La théorie de Walter Murch n’est pas exactement une théorie de la mimesis, et pas davantage une théorie de la représentation du réel au cinéma. Elle est plutôt une théorie de l’expérience cinématographique définie par sa confusion avec l’expérience du réel, confusion qui pourrait fonder une définition problématique, bien qu’apparemment évidente, du cinéma documentaire, tant la doxa tient ce dernier pour un genre où le réel serait exposé sans médiation. Grâce au montage tel que le conçoit Walter Murch, l’expérience du film devrait ainsi être semblable à celle de la réalité, cette proximité des expériences garantissant pour le spectateur ce que les anglophones nomment verisimilitude. Ce mot doit ici être entendu en son plein sens : non seulement la vraisemblance mais lasimilitude même (celle des expériences), ou aussi bien la semblance même, puisque la théorie de Walter Murch tend à confondre le film et le réel, l’écran de cinéma et la rétine du spectateur, le cône lumineux jailli du projecteur et l’espace perceptifx.

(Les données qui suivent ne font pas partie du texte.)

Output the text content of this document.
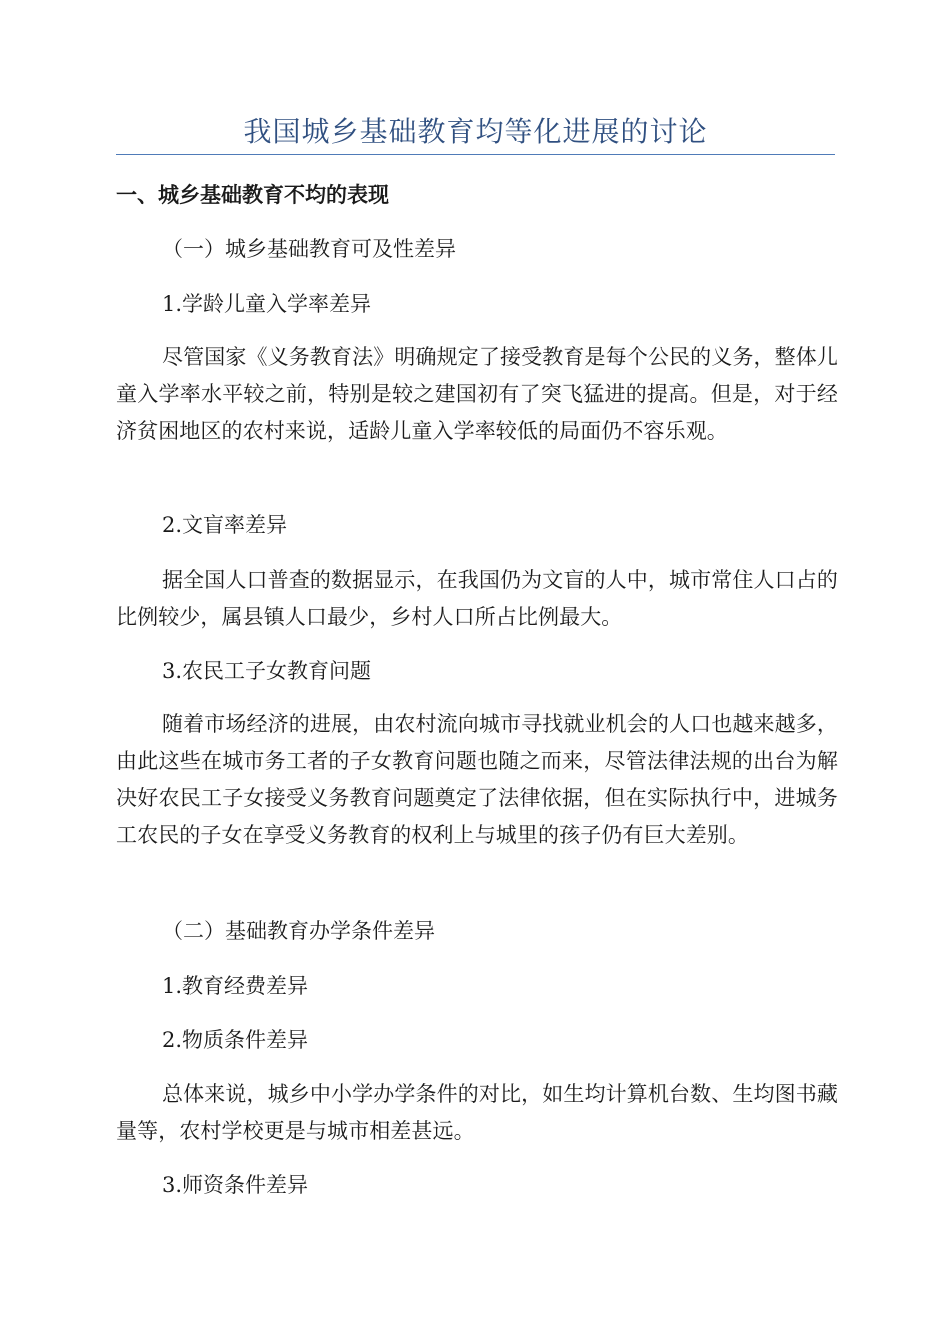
我国城乡基础教育均等化进展的讨论
一、城乡基础教育不均的表现
（一）城乡基础教育可及性差异
1.学龄儿童入学率差异
尽管国家《义务教育法》明确规定了接受教育是每个公民的义务，整体儿童入学率水平较之前，特别是较之建国初有了突飞猛进的提高。但是，对于经济贫困地区的农村来说，适龄儿童入学率较低的局面仍不容乐观。
2.文盲率差异
据全国人口普查的数据显示，在我国仍为文盲的人中，城市常住人口占的比例较少，属县镇人口最少，乡村人口所占比例最大。
3.农民工子女教育问题
随着市场经济的进展，由农村流向城市寻找就业机会的人口也越来越多，由此这些在城市务工者的子女教育问题也随之而来，尽管法律法规的出台为解决好农民工子女接受义务教育问题奠定了法律依据，但在实际执行中，进城务工农民的子女在享受义务教育的权利上与城里的孩子仍有巨大差别。
（二）基础教育办学条件差异
1.教育经费差异
2.物质条件差异
总体来说，城乡中小学办学条件的对比，如生均计算机台数、生均图书藏量等，农村学校更是与城市相差甚远。
3.师资条件差异
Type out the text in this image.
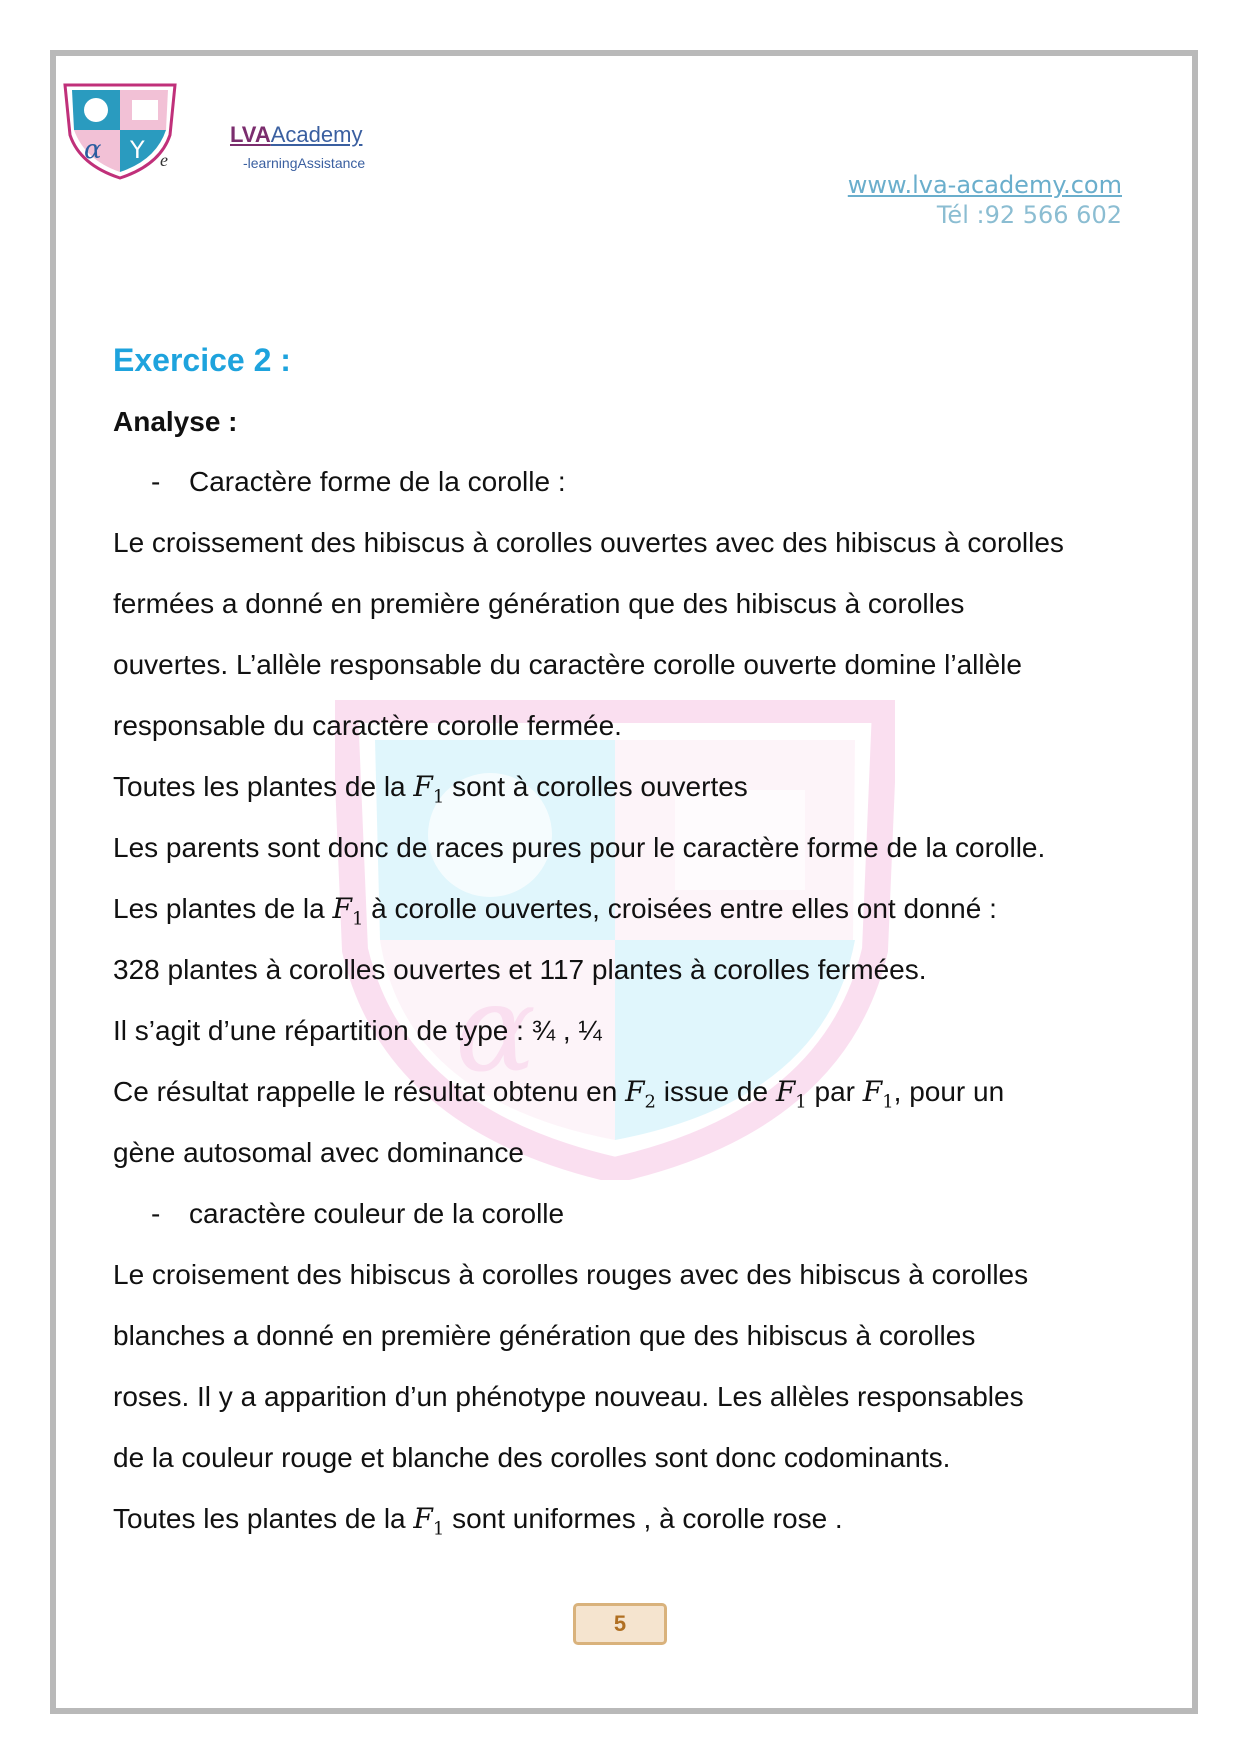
α Y
LVAAcademy
-learningAssistance
e
www.lva-academy.com
Tél :92 566 602
α
Exercice 2 :
Analyse :
- Caractère forme de la corolle :
Le croissement des hibiscus à corolles ouvertes avec des hibiscus à corolles
fermées a donné en première génération que des hibiscus à corolles
ouvertes. L’allèle responsable du caractère corolle ouverte domine l’allèle
responsable du caractère corolle fermée.
Toutes les plantes de la $F_1$ sont à corolles ouvertes
Les parents sont donc de races pures pour le caractère forme de la corolle.
Les plantes de la $F_1$ à corolle ouvertes, croisées entre elles ont donné :
328 plantes à corolles ouvertes et 117 plantes à corolles fermées.
Il s’agit d’une répartition de type : ¾ , ¼
Ce résultat rappelle le résultat obtenu en $F_2$ issue de $F_1$ par $F_1$, pour un
gène autosomal avec dominance
- caractère couleur de la corolle
Le croisement des hibiscus à corolles rouges avec des hibiscus à corolles
blanches a donné en première génération que des hibiscus à corolles
roses. Il y a apparition d’un phénotype nouveau. Les allèles responsables
de la couleur rouge et blanche des corolles sont donc codominants.
Toutes les plantes de la $F_1$ sont uniformes , à corolle rose .
5
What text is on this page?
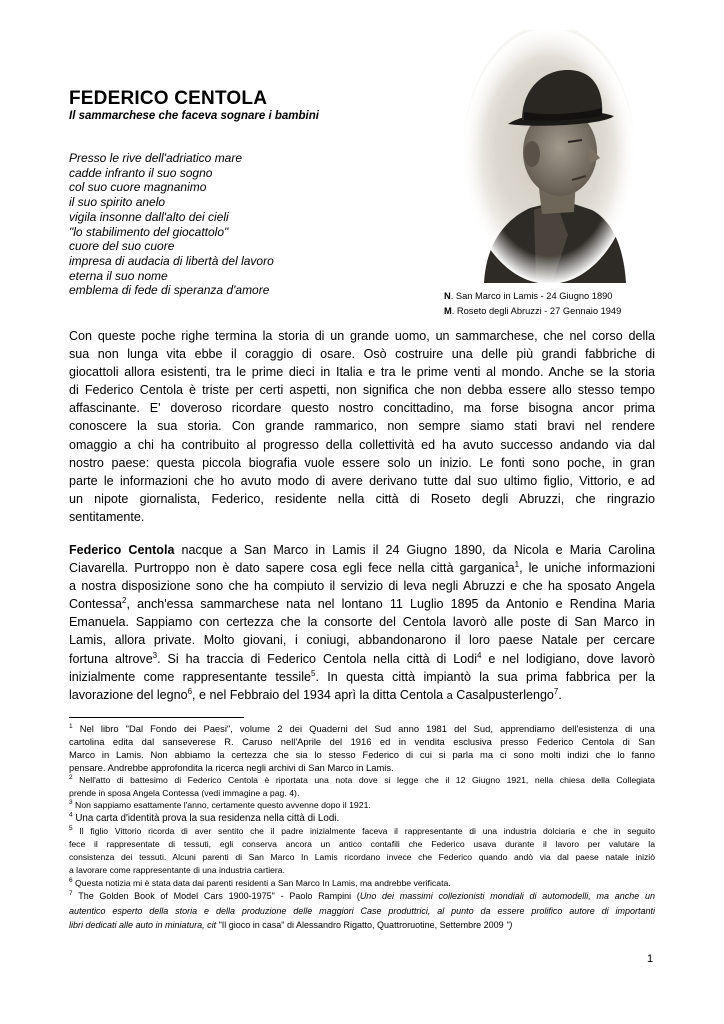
FEDERICO CENTOLA
Il sammarchese che faceva sognare i bambini
Presso le rive dell'adriatico mare
cadde infranto il suo sogno
col suo cuore magnanimo
il suo spirito anelo
vigila insonne dall'alto dei cieli
"lo stabilimento del giocattolo"
cuore del suo cuore
impresa di audacia di libertà del lavoro
eterna il suo nome
emblema di fede di speranza d'amore	N. San Marco in Lamis - 24 Giugno 1890
M. Roseto degli Abruzzi - 27 Gennaio 1949
Con queste poche righe termina la storia di un grande uomo, un sammarchese, che nel corso della
sua non lunga vita ebbe il coraggio di osare. Osò costruire una delle più grandi fabbriche di
giocattoli allora esistenti, tra le prime dieci in Italia e tra le prime venti al mondo. Anche se la storia
di Federico Centola è triste per certi aspetti, non significa che non debba essere allo stesso tempo
affascinante. E' doveroso ricordare questo nostro concittadino, ma forse bisogna ancor prima
conoscere la sua storia. Con grande rammarico, non sempre siamo stati bravi nel rendere
omaggio a chi ha contribuito al progresso della collettività ed ha avuto successo andando via dal
nostro paese: questa piccola biografia vuole essere solo un inizio. Le fonti sono poche, in gran
parte le informazioni che ho avuto modo di avere derivano tutte dal suo ultimo figlio, Vittorio, e ad
un nipote giornalista, Federico, residente nella città di Roseto degli Abruzzi, che ringrazio
sentitamente.
Federico Centola nacque a San Marco in Lamis il 24 Giugno 1890, da Nicola e Maria Carolina
Ciavarella. Purtroppo non è dato sapere cosa egli fece nella città garganica$^1$, le uniche informazioni
a nostra disposizione sono che ha compiuto il servizio di leva negli Abruzzi e che ha sposato Angela
Contessa$^2$, anch'essa sammarchese nata nel lontano 11 Luglio 1895 da Antonio e Rendina Maria
Emanuela. Sappiamo con certezza che la consorte del Centola lavorò alle poste di San Marco in
Lamis, allora private. Molto giovani, i coniugi, abbandonarono il loro paese Natale per cercare
fortuna altrove$^3$. Si ha traccia di Federico Centola nella città di Lodi$^4$ e nel lodigiano, dove lavorò
inizialmente come rappresentante tessile$^5$. In questa città impiantò la sua prima fabbrica per la
lavorazione del legno$^6$, e nel Febbraio del 1934 aprì la ditta Centola a Casalpusterlengo$^7$.
$^1$ Nel libro "Dal Fondo dei Paesi", volume 2 dei Quaderni del Sud anno 1981 del Sud, apprendiamo dell'esistenza di una
cartolina edita dal sanseverese R. Caruso nell'Aprile del 1916 ed in vendita esclusiva presso Federico Centola di San
Marco in Lamis. Non abbiamo la certezza che sia lo stesso Federico di cui si parla ma ci sono molti indizi che lo fanno
pensare. Andrebbe approfondita la ricerca negli archivi di San Marco in Lamis.
$^2$ Nell'atto di battesimo di Federico Centola è riportata una nota dove si legge che il 12 Giugno 1921, nella chiesa della Collegiata
prende in sposa Angela Contessa (vedi immagine a pag. 4).
$^3$ Non sappiamo esattamente l'anno, certamente questo avvenne dopo il 1921.
$^4$ Una carta d'identità prova la sua residenza nella città di Lodi.
$^5$ Il figlio Vittorio ricorda di aver sentito che il padre inizialmente faceva il rappresentante di una industria dolciaria e che in seguito
fece il rappresentate di tessuti, egli conserva ancora un antico contafili che Federico usava durante il lavoro per valutare la
consistenza dei tessuti. Alcuni parenti di San Marco In Lamis ricordano invece che Federico quando andò via dal paese natale iniziò
a lavorare come rappresentante di una industria cartiera.
$^6$ Questa notizia mi è stata data dai parenti residenti a San Marco In Lamis, ma andrebbe verificata.
$^7$ The Golden Book of Model Cars 1900-1975" - Paolo Rampini (Uno dei massimi collezionisti mondiali di automodelli, ma anche un
autentico esperto della storia e della produzione delle maggiori Case produttrici, al punto da essere prolifico autore di importanti
libri dedicati alle auto in miniatura, cit "Il gioco in casa" di Alessandro Rigatto, Quattroruotine, Settembre 2009 ")
1
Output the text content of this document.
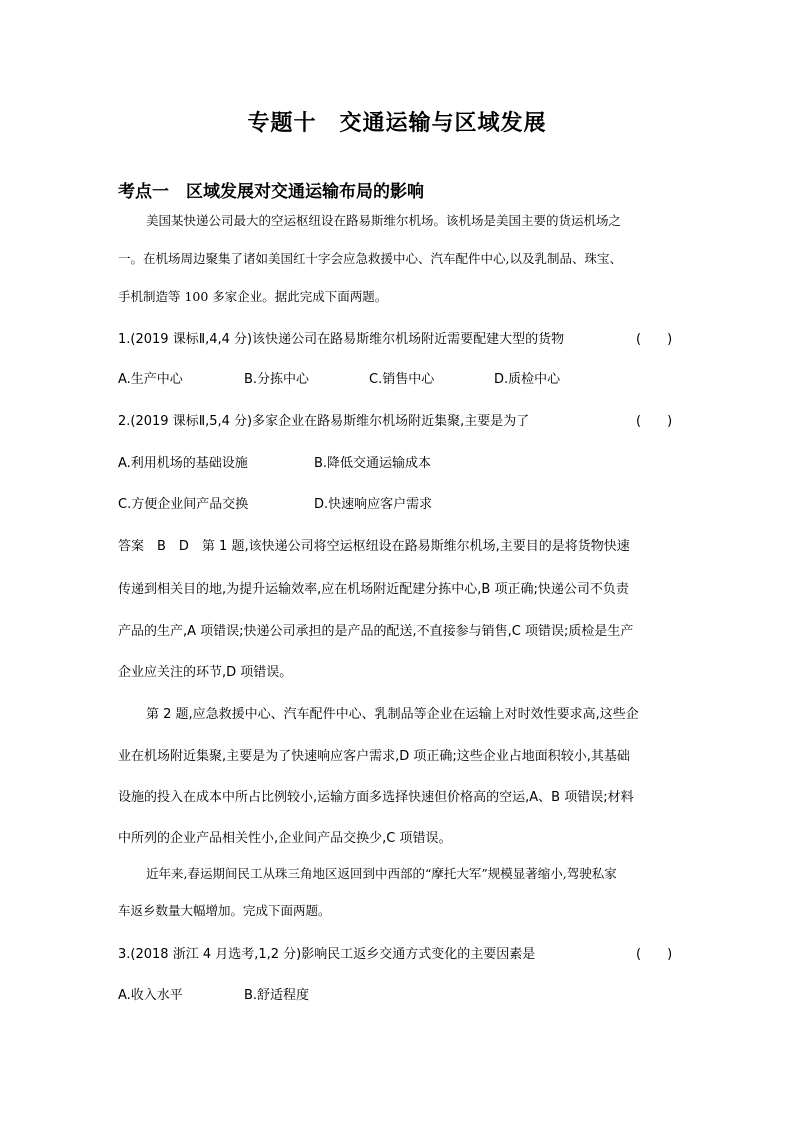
专题十　交通运输与区域发展
考点一　区域发展对交通运输布局的影响
美国某快递公司最大的空运枢纽设在路易斯维尔机场。该机场是美国主要的货运机场之
一。在机场周边聚集了诸如美国红十字会应急救援中心、汽车配件中心,以及乳制品、珠宝、
手机制造等 100 多家企业。据此完成下面两题。
1.(2019 课标Ⅱ,4,4 分)该快递公司在路易斯维尔机场附近需要配建大型的货物	(　　)
A.生产中心	B.分拣中心	C.销售中心	D.质检中心
2.(2019 课标Ⅱ,5,4 分)多家企业在路易斯维尔机场附近集聚,主要是为了	(　　)
A.利用机场的基础设施	B.降低交通运输成本
C.方便企业间产品交换	D.快速响应客户需求
答案　B　D　第 1 题,该快递公司将空运枢纽设在路易斯维尔机场,主要目的是将货物快速
传递到相关目的地,为提升运输效率,应在机场附近配建分拣中心,B 项正确;快递公司不负责
产品的生产,A 项错误;快递公司承担的是产品的配送,不直接参与销售,C 项错误;质检是生产
企业应关注的环节,D 项错误。
第 2 题,应急救援中心、汽车配件中心、乳制品等企业在运输上对时效性要求高,这些企
业在机场附近集聚,主要是为了快速响应客户需求,D 项正确;这些企业占地面积较小,其基础
设施的投入在成本中所占比例较小,运输方面多选择快速但价格高的空运,A、B 项错误;材料
中所列的企业产品相关性小,企业间产品交换少,C 项错误。
近年来,春运期间民工从珠三角地区返回到中西部的“摩托大军”规模显著缩小,驾驶私家
车返乡数量大幅增加。完成下面两题。
3.(2018 浙江 4 月选考,1,2 分)影响民工返乡交通方式变化的主要因素是	(　　)
A.收入水平	B.舒适程度
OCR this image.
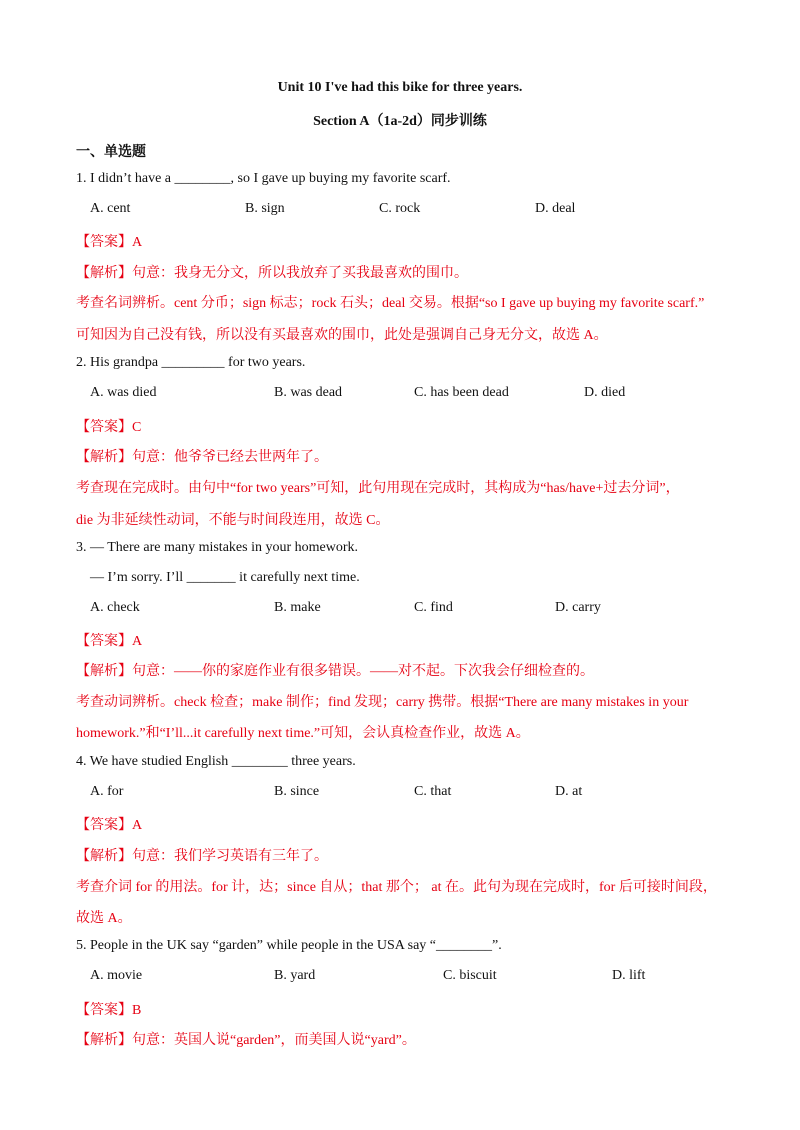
Unit 10 I've had this bike for three years.
Section A（1a-2d）同步训练
一、单选题
1. I didn’t have a ________, so I gave up buying my favorite scarf.
A. cent	B. sign	C. rock	D. deal
【答案】A
【解析】句意：我身无分文，所以我放弃了买我最喜欢的围巾。
考查名词辨析。cent 分币；sign 标志；rock 石头；deal 交易。根据“so I gave up buying my favorite scarf.”
可知因为自己没有钱，所以没有买最喜欢的围巾，此处是强调自己身无分文，故选 A。
2. His grandpa _________ for two years.
A. was died	B. was dead	C. has been dead	D. died
【答案】C
【解析】句意：他爷爷已经去世两年了。
考查现在完成时。由句中“for two years”可知，此句用现在完成时，其构成为“has/have+过去分词”，
die 为非延续性动词，不能与时间段连用，故选 C。
3. — There are many mistakes in your homework.
— I’m sorry. I’ll _______ it carefully next time.
A. check	B. make	C. find	D. carry
【答案】A
【解析】句意：——你的家庭作业有很多错误。——对不起。下次我会仔细检查的。
考查动词辨析。check 检查；make 制作；find 发现；carry 携带。根据“There are many mistakes in your
homework.”和“I’ll...it carefully next time.”可知，会认真检查作业，故选 A。
4. We have studied English ________ three years.
A. for	B. since	C. that	D. at
【答案】A
【解析】句意：我们学习英语有三年了。
考查介词 for 的用法。for 计，达；since 自从；that 那个； at 在。此句为现在完成时，for 后可接时间段，
故选 A。
5. People in the UK say “garden” while people in the USA say “________”.
A. movie	B. yard	C. biscuit	D. lift
【答案】B
【解析】句意：英国人说“garden”，而美国人说“yard”。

La proposition de Walter Murch dessine donc un horizon très précis : la tension vers une identité de l’image filmique et du réel. Plus qu’une série de pistes pour une nouvelle pratique du découpage, son hypothèse est un fantasme de montage, une fiction théorique qui nous permet de repenser les rapports du film avec le réel et la manière dont le découpage s’empare de ces rapports. Le montage doit adhérer au mouvement de l’œil, nous dit Murch. Ce faisant, il cesse d’être raccord et suture pour devenir un battement diaphragmatique, une continuité rythmée par des brisures de continuité, où la rupture est l’autre nom de l’articulation. Or cette dialectique du montage correspond peu ou prou à celle que nous avons observée dans les premiers films de Wiseman. Murch souligne le rôle de la syncope et ne la subordonne pas à la transparence et à la continuité ; il ne la réduit pas à un accident et la laisse exister pour elle-même ; la rupture n’est donc plus un phénomène marginal ou un impensé mais acquière une vertu positive ou plus exactement productive.

L’ouverture de High School répond à cette idée d’un montage rythmique, articulé par la bande-son. La première bobine du film nous introduit à l’image par la musique puis les langages. Au rythme de (Sittin’ on) The Docks of the Bay d’Otis Redding, un travelling fait défiler à l’écran les immeubles d’habitation d’une rue de Philadelphie [Fig. 5]. Une première coupe raccorde en gros plan sur l’arrière du camion de livraison d’une fromagerie [Fig. 6] puis un zoom arrière dévoile le paysage alentour [Fig. 7]. Deuxième coupe : un autre travelling, dans un axe à 45 ° par rapport au premier, fait défiler les devantures des commerces [Fig. 8]. Nous approchons peu à peu des zones d’activités de la ville. En deux coupes et deux travellings, nous voici à l’extérieur de la Northeast High School [Fig. 9]. Le tempo lent du mouvement d’appareil épouse celui de la chanson tandis que les coupes tombent sur les changements de mesure. La musique articule ici le montage. Nouvelle coupe : la caméra montre alors un couloir bruyant tandis que la chanson d’Otis Redding disparaît en fondu [Fig. 10]. À travers les rues de Philadelphie et grâce à la musique, le montage nous conduit au cœur de la parole humaine dont il va bientôt épouser et enregistrer les rythmes.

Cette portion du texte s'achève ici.